Most of the ivory traded in the world’s second-largest economy is from Africa, where poaching is at record levels.
In southern China, the government protects elephants and defends their rights, even putting them above those of local residents.
“The main problem we currently have is that of confrontations with peasants,” researcher Yang Zhengbin said.
“Wild elephants cannot be controlled and sometimes they eat the crops,” Yang said, adding that bad encounters between humans and pachyderms result in an average of two peasants killed each year.
The government pays compensation, but residents consider the money inadequate.
The option of relocating the elephants is not even under discussion.
“We do not have anywhere to take them,” Yang said.
The lack of physical boundaries is also a threat to the animals since poachers lurk outside the park.
“In countries like Laos and Burma, hunting is less regulated and (the elephants) are attacked,” Yang said. “Here, there are heavy penalties for killing an elephant, although sometimes poachers do cross in.”
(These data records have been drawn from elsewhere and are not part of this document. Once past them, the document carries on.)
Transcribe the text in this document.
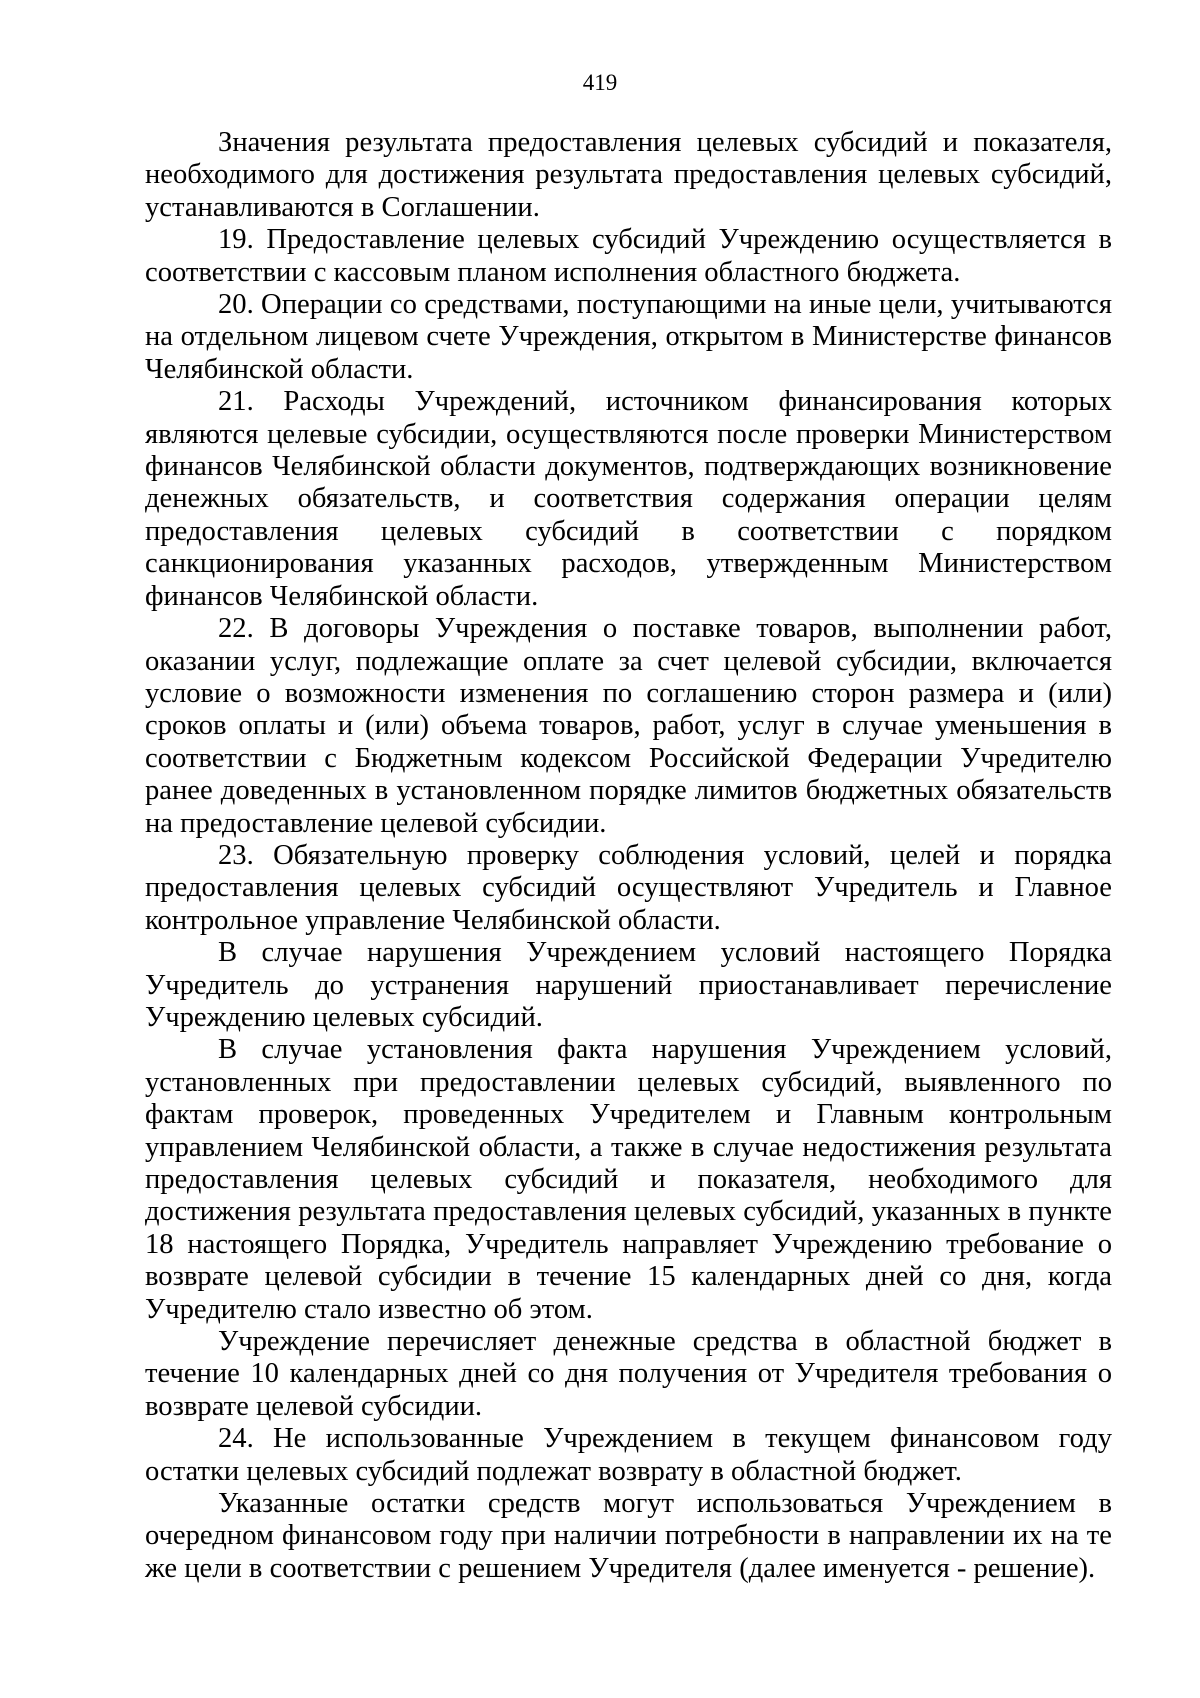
419

Значения результата предоставления целевых субсидий и показателя, необходимого для достижения результата предоставления целевых субсидий, устанавливаются в Соглашении.

19. Предоставление целевых субсидий Учреждению осуществляется в соответствии с кассовым планом исполнения областного бюджета.

20. Операции со средствами, поступающими на иные цели, учитываются на отдельном лицевом счете Учреждения, открытом в Министерстве финансов Челябинской области.

21. Расходы Учреждений, источником финансирования которых являются целевые субсидии, осуществляются после проверки Министерством финансов Челябинской области документов, подтверждающих возникновение денежных обязательств, и соответствия содержания операции целям предоставления целевых субсидий в соответствии с порядком санкционирования указанных расходов, утвержденным Министерством финансов Челябинской области.

22. В договоры Учреждения о поставке товаров, выполнении работ, оказании услуг, подлежащие оплате за счет целевой субсидии, включается условие о возможности изменения по соглашению сторон размера и (или) сроков оплаты и (или) объема товаров, работ, услуг в случае уменьшения в соответствии с Бюджетным кодексом Российской Федерации Учредителю ранее доведенных в установленном порядке лимитов бюджетных обязательств на предоставление целевой субсидии.

23. Обязательную проверку соблюдения условий, целей и порядка предоставления целевых субсидий осуществляют Учредитель и Главное контрольное управление Челябинской области.

В случае нарушения Учреждением условий настоящего Порядка Учредитель до устранения нарушений приостанавливает перечисление Учреждению целевых субсидий.

В случае установления факта нарушения Учреждением условий, установленных при предоставлении целевых субсидий, выявленного по фактам проверок, проведенных Учредителем и Главным контрольным управлением Челябинской области, а также в случае недостижения результата предоставления целевых субсидий и показателя, необходимого для достижения результата предоставления целевых субсидий, указанных в пункте 18 настоящего Порядка, Учредитель направляет Учреждению требование о возврате целевой субсидии в течение 15 календарных дней со дня, когда Учредителю стало известно об этом.

Учреждение перечисляет денежные средства в областной бюджет в течение 10 календарных дней со дня получения от Учредителя требования о возврате целевой субсидии.

24. Не использованные Учреждением в текущем финансовом году остатки целевых субсидий подлежат возврату в областной бюджет.

Указанные остатки средств могут использоваться Учреждением в очередном финансовом году при наличии потребности в направлении их на те же цели в соответствии с решением Учредителя (далее именуется - решение).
Since the reserve opened in 2008, about a dozen people have worked to check the pachyderms’ health and sometimes stage rescues, as in the case of Yang Niu, a 2-month-old female elephant found abandoned recently and who suffers from a heart condition.
The reserve’s hospital is currently caring for 10 elephants.
“Some were wounded by poachers, others in fights with other elephants or encounters with peasants,” veterinarian Bao told EFE.
“We try to care for them and return them to the wild, but so far we have been unsuccessful. They do not adapt to life back in the wild,” Bao said after taking RanRan, injured by a clamp trap and nearly killed when he was 3, for a walk.
The stories of Ranran and other elephants in the hospital are told at the facility’s museum.
“Our main goal is to raise awareness among the people about the protection and care of elephants,” Zhang said.